Publication Date

November 1, 2023

Perspectives Section

In Memoriam

Robert Streiffer

Ronald L. Numbers. Courtesy Robert Streiffer

Renowned historian of science, medicine, and religion Ronald L. Numbers died at age 81 at his home in Madison, Wisconsin, on July 24, 2023. He authored six books and produced some 40 volumes, including edited and translated books; he had an extraordinary scholarly impact.

Born into a strict Seventh-day Adventist family (his father and grandfather were church leaders), he grew up in the United States and Jamaica. He fully expected to remain within that culture, earning his BA in mathematics and physics (1963) at Southern Missionary College (now Southern Adventist University). He had little exposure to the secular world until he went to Florida State University for his MA (1965), and then on to the University of California, Berkeley, from which he received his PhD in history of science in 1969. He remained in the Adventist fold during his early teaching at Andrews University and as an assistant professor of humanities at the School of Medicine at Loma Linda University (1970–74), the flagship of the Seventh-day Adventist Church.
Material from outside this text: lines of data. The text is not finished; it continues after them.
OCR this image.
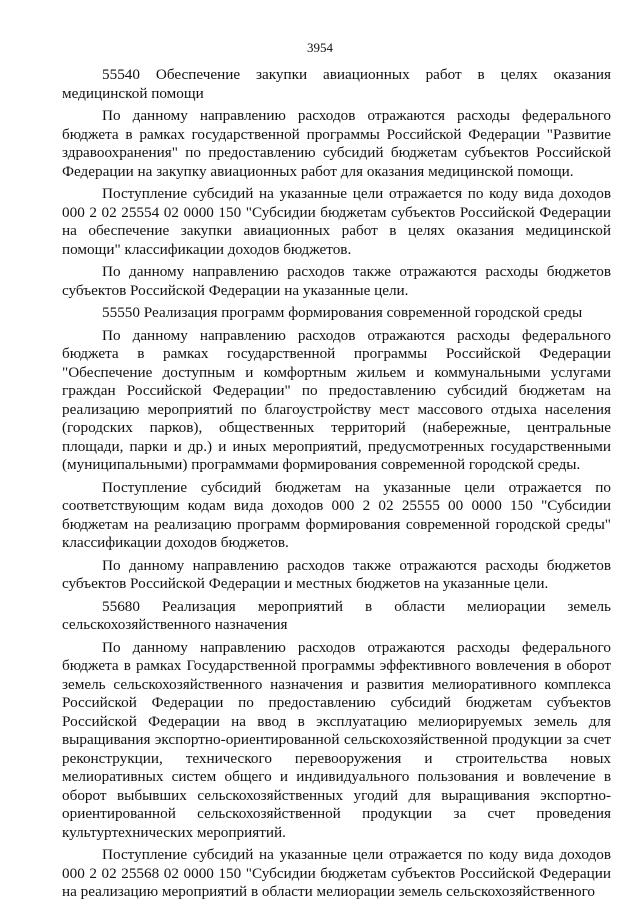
3954

55540 Обеспечение закупки авиационных работ в целях оказания медицинской помощи

По данному направлению расходов отражаются расходы федерального бюджета в рамках государственной программы Российской Федерации "Развитие здравоохранения" по предоставлению субсидий бюджетам субъектов Российской Федерации на закупку авиационных работ для оказания медицинской помощи.

Поступление субсидий на указанные цели отражается по коду вида доходов 000 2 02 25554 02 0000 150 "Субсидии бюджетам субъектов Российской Федерации на обеспечение закупки авиационных работ в целях оказания медицинской помощи" классификации доходов бюджетов.

По данному направлению расходов также отражаются расходы бюджетов субъектов Российской Федерации на указанные цели.

55550 Реализация программ формирования современной городской среды

По данному направлению расходов отражаются расходы федерального бюджета в рамках государственной программы Российской Федерации "Обеспечение доступным и комфортным жильем и коммунальными услугами граждан Российской Федерации" по предоставлению субсидий бюджетам на реализацию мероприятий по благоустройству мест массового отдыха населения (городских парков), общественных территорий (набережные, центральные площади, парки и др.) и иных мероприятий, предусмотренных государственными (муниципальными) программами формирования современной городской среды.

Поступление субсидий бюджетам на указанные цели отражается по соответствующим кодам вида доходов 000 2 02 25555 00 0000 150 "Субсидии бюджетам на реализацию программ формирования современной городской среды" классификации доходов бюджетов.

По данному направлению расходов также отражаются расходы бюджетов субъектов Российской Федерации и местных бюджетов на указанные цели.

55680 Реализация мероприятий в области мелиорации земель сельскохозяйственного назначения

По данному направлению расходов отражаются расходы федерального бюджета в рамках Государственной программы эффективного вовлечения в оборот земель сельскохозяйственного назначения и развития мелиоративного комплекса Российской Федерации по предоставлению субсидий бюджетам субъектов Российской Федерации на ввод в эксплуатацию мелиорируемых земель для выращивания экспортно-ориентированной сельскохозяйственной продукции за счет реконструкции, технического перевооружения и строительства новых мелиоративных систем общего и индивидуального пользования и вовлечение в оборот выбывших сельскохозяйственных угодий для выращивания экспортно-ориентированной сельскохозяйственной продукции за счет проведения культуртехнических мероприятий.

Поступление субсидий на указанные цели отражается по коду вида доходов 000 2 02 25568 02 0000 150 "Субсидии бюджетам субъектов Российской Федерации на реализацию мероприятий в области мелиорации земель сельскохозяйственного
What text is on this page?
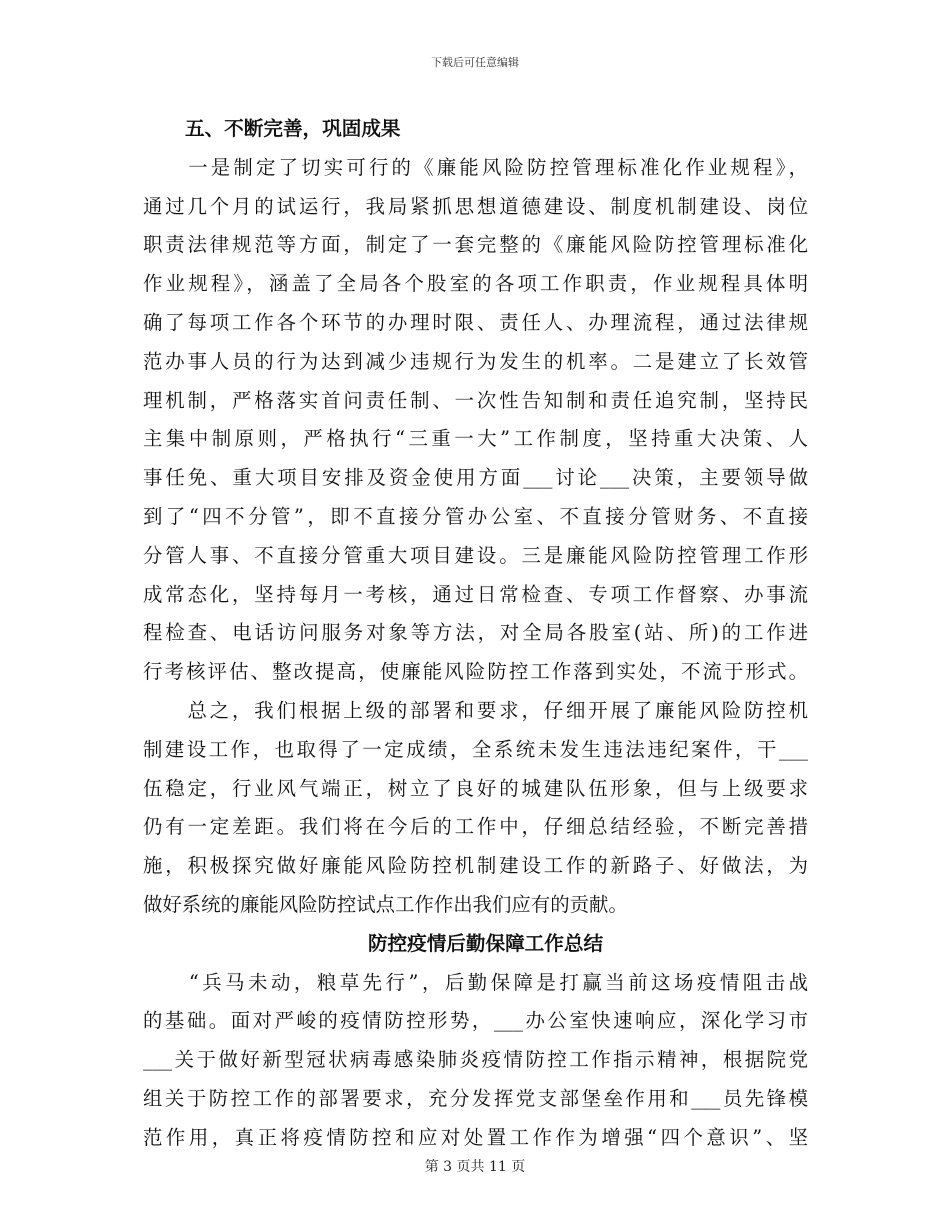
下载后可任意编辑
五、不断完善，巩固成果
　　一是制定了切实可行的《廉能风险防控管理标准化作业规程》，
通过几个月的试运行，我局紧抓思想道德建设、制度机制建设、岗位
职责法律规范等方面，制定了一套完整的《廉能风险防控管理标准化
作业规程》，涵盖了全局各个股室的各项工作职责，作业规程具体明
确了每项工作各个环节的办理时限、责任人、办理流程，通过法律规
范办事人员的行为达到减少违规行为发生的机率。二是建立了长效管
理机制，严格落实首问责任制、一次性告知制和责任追究制，坚持民
主集中制原则，严格执行“三重一大”工作制度，坚持重大决策、人
事任免、重大项目安排及资金使用方面___讨论___决策，主要领导做
到了“四不分管”，即不直接分管办公室、不直接分管财务、不直接
分管人事、不直接分管重大项目建设。三是廉能风险防控管理工作形
成常态化，坚持每月一考核，通过日常检查、专项工作督察、办事流
程检查、电话访问服务对象等方法，对全局各股室(站、所)的工作进
行考核评估、整改提高，使廉能风险防控工作落到实处，不流于形式。
　　总之，我们根据上级的部署和要求，仔细开展了廉能风险防控机
制建设工作，也取得了一定成绩，全系统未发生违法违纪案件，干___
伍稳定，行业风气端正，树立了良好的城建队伍形象，但与上级要求
仍有一定差距。我们将在今后的工作中，仔细总结经验，不断完善措
施，积极探究做好廉能风险防控机制建设工作的新路子、好做法，为
做好系统的廉能风险防控试点工作作出我们应有的贡献。
防控疫情后勤保障工作总结
　　“兵马未动，粮草先行”，后勤保障是打赢当前这场疫情阻击战
的基础。面对严峻的疫情防控形势，___办公室快速响应，深化学习市
___关于做好新型冠状病毒感染肺炎疫情防控工作指示精神，根据院党
组关于防控工作的部署要求，充分发挥党支部堡垒作用和___员先锋模
范作用，真正将疫情防控和应对处置工作作为增强“四个意识”、坚
第 3 页共 11 页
His first published book was not his dissertation but rather a biography of the founder of Adventism—Prophetess of Health: A Study of Ellen G. White (Harper and Row, 1976)—and it marked him as a solid authority on the history of health reform in America and at the same time broke his ties with his religious tradition. Numbers argued that White received her health and dietary teachings not directly from God, as she claimed, but from other health reformers of her era. This work ignited a firestorm of controversy even before publication and led to his forced departure from Loma Linda University and from the church. Numbers’s personal journey from faith to agnosticism informed his scholarly approach to the complex intersection of religion and science.

In 1974, Numbers came to the University of Wisconsin–Madison, where he held appointments in the history of medicine, history of science, history, and religious studies, and where he remained until his retirement in 2013. He was an inspiring teacher of undergraduates, medical students, and the many graduate students who carry his influence into the future. He took particular interest and pleasure in challenging students and debunking historical myths. He served two terms as chair of the history of medicine department and held a named professorship.

Numbers received many awards and honors over his career, including a Guggenheim Fellowship, the Hilldale Award at the University of Wisconsin, the George Sarton Medal from the History of Science Society (HSS), and the Friend of Darwin Award from the National Center for Science Education. He was a fellow of the the American Academy of Arts and Sciences (1995), a fellow of the American Association for the Advancement of Science (2005), and editor of the journal Isis from 1989 to 1993. He served as president of HSS, the American Society of Church History (ASCH), and the International Union of History and Philosophy of Science and Technology.

His major study The Creationists: From Scientific Creationism to Intelligent Design (Alfred A. Knopf, 1992) won the ASCH’s Albert C. Outler Prize. Other key contributions include Darwinism Comes to America (Harvard Univ. Press, 1998), and the magisterial eight-volume Cambridge History of Science (2002–20), edited with David C. Lindberg. Throughout his career, he organized conferences that encouraged intellectual interaction of scholars; from their exchanges, he produced books that garnered wide audiences.

His work in the history of medicine included Almost Persuaded: American Physicians and Compulsory Health Insurance, 1912–1920 (Johns Hopkins Univ. Press, 1978) and some very influential edited volumes. One especially important and controversial work was Sickness and Health in America: Readings in the History of Medicine and Public Health (Univ. of Wisconsin Press, 1978; 2nd ed., 1985; 3rd ed., 1997), edited with . This set of readings intended for undergraduate classes did not follow the traditional focus on famous doctors, but instead looked at social and political issues confronting medicine and public health historically. The book raised the hackles of many in the field and became one of the beacons for the new social history of medicine. Generations of students trained with it.

Ron is remembered for his remarkable scholarship, his enormous energy in networking and connecting scholars, his rigorous standards, his love of intellectual debate, his sense of humor, and his generous and encouraging spirit. He is survived by his daughter, granddaughter, and ex-wife.

Editor’s Note: This essay originally mistakenly identified Ronald L. Numbers as a fellow of the American Philosophical Society instead of the American Academy of Arts and Sciences and the American Association for the Advancement of Science.